Lab 5 - DNA Sequencing

The purpose of this lab is to get more practice with file I/O and using GitHub while also being exposed to some of the cool things you can do with Python, without having to get bogged down into how to actually write the Python code.

In this case, we’re using the process of transcribing DNA to RNA to proteins as a tool to practice file I/O and using GitHub.

This is an individual lab. You turn it in by making a pull request as described at the bottom of this lab page.

Background - Quick Bio Lesson

Our DNA is made up of sequences of four building blocks called nucleic acids, represented by the letters A, C, G, T. Sequences of these letters get read by our body’s machinery and transcribed first into RNA, which is represented by A, C, G, and U, and then translated into one of 20 amino acids. These amino acids are then used as building blocks for proteins, which perform various tasks inside our body to keep us alive.

The DNA to RNA step works as follows: Each letter ACGT has a complimentary letter UGCA (in that order). So, anywhere there is an A it becomes a U; anywhere there is a C it becomes a G; etc.

The RNA to Proteins step works as follows: There is a particular sequence of 3 letters that signals the start of the protein. Then each subsequent block of 3 letters has a corresponding amino acid. Finally, there is a sequence of 3 letters that signals the end.
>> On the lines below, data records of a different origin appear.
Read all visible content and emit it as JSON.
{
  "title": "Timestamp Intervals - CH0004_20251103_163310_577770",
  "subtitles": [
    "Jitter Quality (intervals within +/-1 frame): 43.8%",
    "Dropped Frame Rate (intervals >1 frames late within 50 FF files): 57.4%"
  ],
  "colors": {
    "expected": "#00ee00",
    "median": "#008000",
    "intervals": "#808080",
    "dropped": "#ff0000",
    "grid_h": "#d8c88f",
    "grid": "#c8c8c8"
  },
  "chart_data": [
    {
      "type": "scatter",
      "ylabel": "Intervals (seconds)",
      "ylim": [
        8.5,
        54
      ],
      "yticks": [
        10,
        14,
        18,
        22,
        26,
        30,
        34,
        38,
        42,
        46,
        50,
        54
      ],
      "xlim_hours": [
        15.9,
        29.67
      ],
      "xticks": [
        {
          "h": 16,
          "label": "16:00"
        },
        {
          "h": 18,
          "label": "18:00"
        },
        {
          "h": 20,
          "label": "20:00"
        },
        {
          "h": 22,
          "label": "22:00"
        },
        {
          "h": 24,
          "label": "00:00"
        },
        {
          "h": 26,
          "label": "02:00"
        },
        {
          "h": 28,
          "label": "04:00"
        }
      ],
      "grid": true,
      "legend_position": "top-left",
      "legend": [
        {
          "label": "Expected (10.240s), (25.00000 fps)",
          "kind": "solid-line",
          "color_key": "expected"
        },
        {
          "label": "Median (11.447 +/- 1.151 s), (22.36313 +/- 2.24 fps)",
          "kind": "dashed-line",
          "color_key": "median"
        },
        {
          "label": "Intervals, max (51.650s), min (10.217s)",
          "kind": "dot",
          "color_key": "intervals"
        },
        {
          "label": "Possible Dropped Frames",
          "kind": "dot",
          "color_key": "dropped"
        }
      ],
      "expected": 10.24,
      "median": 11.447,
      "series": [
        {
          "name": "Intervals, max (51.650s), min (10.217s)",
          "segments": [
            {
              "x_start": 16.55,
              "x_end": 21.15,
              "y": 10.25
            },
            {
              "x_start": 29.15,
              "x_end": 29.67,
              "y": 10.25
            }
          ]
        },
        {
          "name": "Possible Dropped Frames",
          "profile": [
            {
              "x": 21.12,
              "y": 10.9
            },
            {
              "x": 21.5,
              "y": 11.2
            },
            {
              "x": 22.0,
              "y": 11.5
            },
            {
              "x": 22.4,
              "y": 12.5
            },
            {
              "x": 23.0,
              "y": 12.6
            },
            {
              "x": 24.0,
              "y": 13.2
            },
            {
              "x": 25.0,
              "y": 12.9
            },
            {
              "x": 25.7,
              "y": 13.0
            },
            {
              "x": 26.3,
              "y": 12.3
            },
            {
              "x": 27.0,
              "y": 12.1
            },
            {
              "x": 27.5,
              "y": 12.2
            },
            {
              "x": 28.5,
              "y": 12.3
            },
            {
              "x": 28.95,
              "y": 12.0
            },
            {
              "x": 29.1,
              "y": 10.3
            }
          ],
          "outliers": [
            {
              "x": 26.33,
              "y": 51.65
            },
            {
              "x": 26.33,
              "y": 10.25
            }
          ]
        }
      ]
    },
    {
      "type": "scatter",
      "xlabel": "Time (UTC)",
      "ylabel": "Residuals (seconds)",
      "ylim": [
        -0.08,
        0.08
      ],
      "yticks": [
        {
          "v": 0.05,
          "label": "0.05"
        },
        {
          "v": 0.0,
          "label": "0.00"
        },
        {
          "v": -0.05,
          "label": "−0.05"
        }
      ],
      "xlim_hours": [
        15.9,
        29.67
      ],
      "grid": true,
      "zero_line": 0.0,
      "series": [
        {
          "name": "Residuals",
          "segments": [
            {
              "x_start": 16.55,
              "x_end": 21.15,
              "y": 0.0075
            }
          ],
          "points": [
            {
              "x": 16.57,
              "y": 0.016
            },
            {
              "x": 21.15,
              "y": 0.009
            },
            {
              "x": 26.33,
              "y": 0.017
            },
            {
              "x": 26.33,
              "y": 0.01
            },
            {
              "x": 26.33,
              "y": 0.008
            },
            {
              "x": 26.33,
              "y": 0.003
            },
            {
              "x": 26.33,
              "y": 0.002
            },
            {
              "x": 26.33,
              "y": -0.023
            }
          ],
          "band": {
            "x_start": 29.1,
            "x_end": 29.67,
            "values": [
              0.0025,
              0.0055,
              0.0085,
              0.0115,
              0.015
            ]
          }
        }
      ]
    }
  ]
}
Here is a diagram of this process:

Central dogma of biology. Image shows a sequence of steps from the ACGT strings to ACGU strings to proteins

Here is a chart showing which 3 RNA letters correspond to which amino acids.

Amino acids chart

This process means that if I give you a string of DNA, you can transcribe it into RNA, then into proteins. That is the goal of this lab.

Lab Assignment

Go to this GitHub repository and follow the instructions in the README, also listed below:

  1. Fork the repository to your own GitHub account
  2. Clone the repository from your GitHub
  3. Explore the code. Read the comments. What does the code do?
  4. Change the path to project to accurately reflect where it is stored on your computer
  5. Write part of the code that outputs the final amino acid string into a text file called aa.txt
  6. Commit and Push your local changes to your remote repository.
  7. Open a pull request between your remote repository and my repository
  8. Write a message in the pull request to describe what you have done.